6. Les Philippines, un allié américain sous la pression chinoise

Les Philippines , avec près de 100 millions d'habitants, sont le deuxième Etat de la région par la population, mais la 5 ème économie d'Asie du Sud-Est. Après trois siècles de colonisation espagnole (c'est un des seuls pays d'Asie où le christianisme est la religion majoritaire) et près d'un demi-siècle de tutelle américaine, c'est un processus de démocratisation qui s'est engagé à compter de 1986.

Situées en zone tropicale, les Philippines sont régulièrement victimes de catastrophes naturelles, comme le typhon Haiyan , qui a en particulier frappé la région des Visayas le 8 novembre 2013, a causé de lourdes pertes humaines ainsi que des dommages économiques considérables.
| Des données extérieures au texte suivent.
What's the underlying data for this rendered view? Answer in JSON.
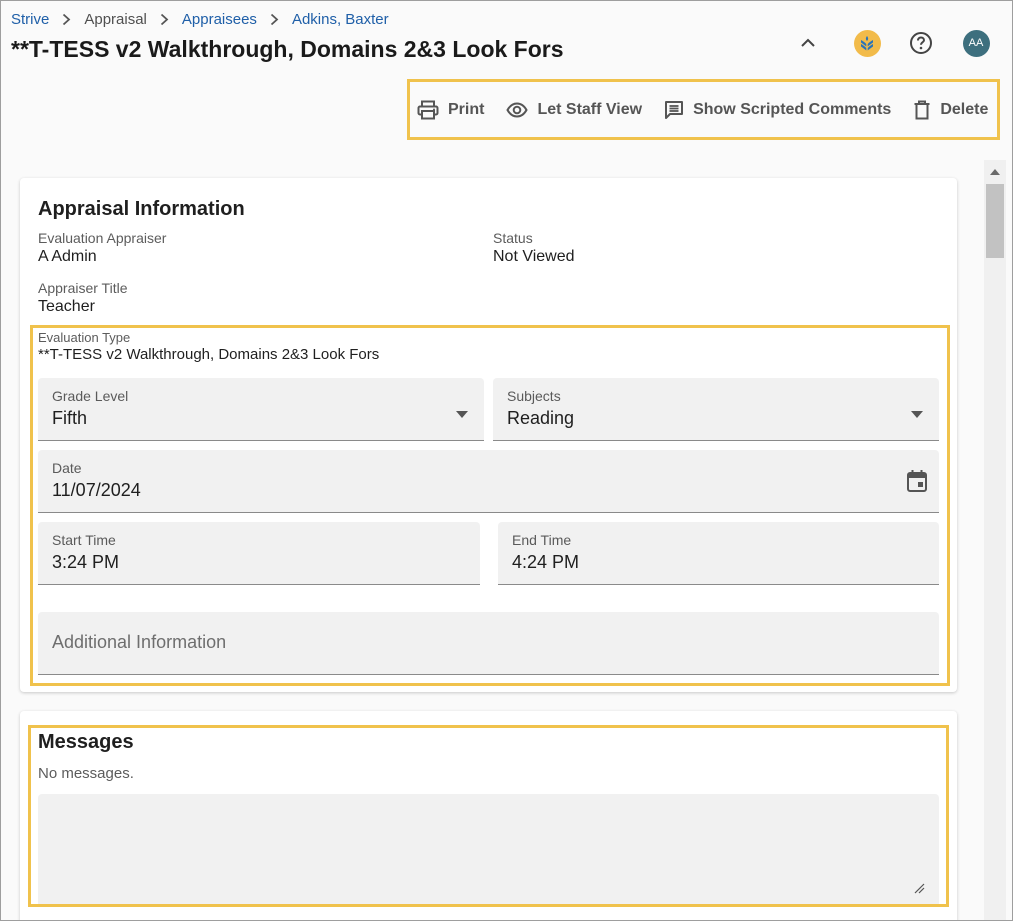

L'économie philippine repose sur des fondamentaux solides : forte croissance (6,5% en 2013), inflation maîtrisée (3,3%), faible déficit budgétaire (moins de 3% du PIB), endettement réduit, population largement anglophone et bon niveau d'éducation.

Les Philippines ont été ainsi désignées en 2013 par la Banque mondiale et le FMI comme « le nouveau tigre asiatique », en raison notamment de sa forte croissance, (en moyenne 5% depuis le début des années 2000, la plus dynamique de l'ASEAN en 2012). Les points forts de l'économie sont les composants électroniques (50% des exportations, pour plus de 20 milliards de dollars et les services délocalisés aux entreprises, 10 milliards de dollars). Le pays est remonté dans les classements des agences de notation, l'indice boursier philippin a connu en 2012 la plus forte progression de l'ASEAN (près de 40%) et le peso s'est apprécié de 6%.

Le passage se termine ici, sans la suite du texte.